Boehringer Follows Dicerna NASH Deal With MiNA Tie-Up
Following its Nov. 2 collaboration with RNA-interference specialist Dicerna Pharmaceuticals Inc.to go after a difficult-to-reach target in non-alcoholic steatohepatitis (NASH), Boehringer Ingelheim GMBH doubled down on both the disease and RNA approach with a second NASH deal. The family-owned German firm unveiled an agreement with MiNA Therapeutics Ltd. on Nov. 8 to focus on up to three undisclosed targets in fibrotic liver disease.
Like the Dicerna pact (see roundup below), this one with UK RNA-activation specialist MiNA references fibrotic liver disease in general, but the primary disease focus is NASH, a burgeoning global unmet medical need that has drawn development and deal-making from dozens of companies in recent years. (Also see "Genfit May Be Gaining An Edge In NASH Race" - Scrip, 26 Oct, 2017.)
BI said the partnership with MiNA will leverage the latter’s small activating RNA (saRNA) platform technology to prevent disease progression by restoring normal cell and organ function. The saRNA technology has the potential to activate transcription of specific genes that can up-regulate proteins of therapeutic potential.
Specifically, the collaboration will seek to identify targets to restore the metabolic function of hepatocytes and prevent fibrotic tissue formation in NASH patients, BI said. The pharma hopes the work will enable it to design, profile and develop novel compounds for NASH, including potential combination therapy partners for its other NASH candidates.
Total remuneration to MiNA under the deal could reach €307m (about $356m) and royalties on product sales. The total includes an undisclosed upfront payment and R&D cost reimbursement as well as potential research, development and regulatory milestone fees.
Also on Nov. 8, BI announced a collaboration with US imaging biotech CellSight Technologies to develop a technology to monitor anti-tumor T-cell activation. The agreement centers on developing PET-imaging tracer VisAcT (([18F]fluoro-arabinofuranosylguanine [18F]F-AraG) as a non-invasive way to determine T-cell activation changes in patients treated with cancer immunotherapies.
A clinical trial using the tracer to evaluate the benefit of anti-PD-1 therapy in patients with squamous cell head and neck cancer is underway, CellSight noted. The two companies initially connected via the US National Cancer Institute’s Small Business Innovations Research (SBIR) program.
In recent days, BI also announced a pair of agreements to out-license cancer candidates to other companies (see below).
China’s iPharma In-Licenses FAK Inhibitor From BI
Start-up iPharma (H.K.) Ltd. signed its second immunotherapy licensing deal with Boehringer on Nov. 2, which granted it exclusive worldwide rights to manufacture, develop and commercialize BI 853520, a focal adhesion kinase inhibitor (FAKi). [See Deal]
Without disclosing detailed financial terms, iPharma will pay Boehringer an upfront fee and future milestone and royalty payments. The biotech plans to initiate Phase I/II trials in 2018 in combination with immune checkpoint inhibitors and/or potentially with other therapies. A Phase I trial of BI 853520 has been completed in multiple solid tumors, including advanced pancreatic adenocarcinoma, platinum-resistant ovarian cancer, esophageal cancer and soft-tissue sarcoma.
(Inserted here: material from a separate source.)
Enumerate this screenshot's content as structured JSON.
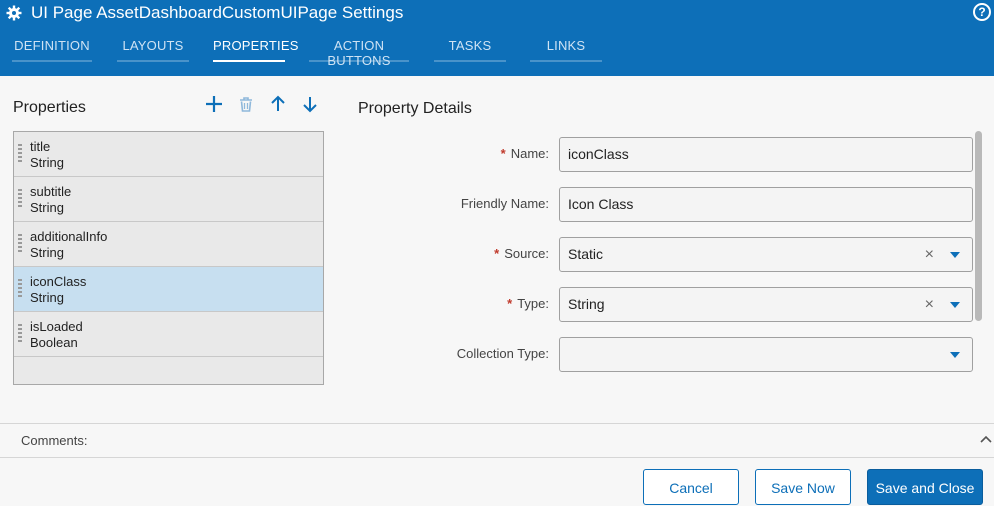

iPharma is advancing a pipeline consisting of novel molecules for the treatment of cancers and other indications. It entered into a licensing deal on Aug. 25 with Germany's Mologen AG for the DNA-based immunomodulator lefitolimod (MGN1703), a toll-like receptor 9 (TLR9) agonist to treat cancer-related diseases that is in Phase III for metastatic colorectal cancer and Phase II for small-cell lung cancer. [See Deal]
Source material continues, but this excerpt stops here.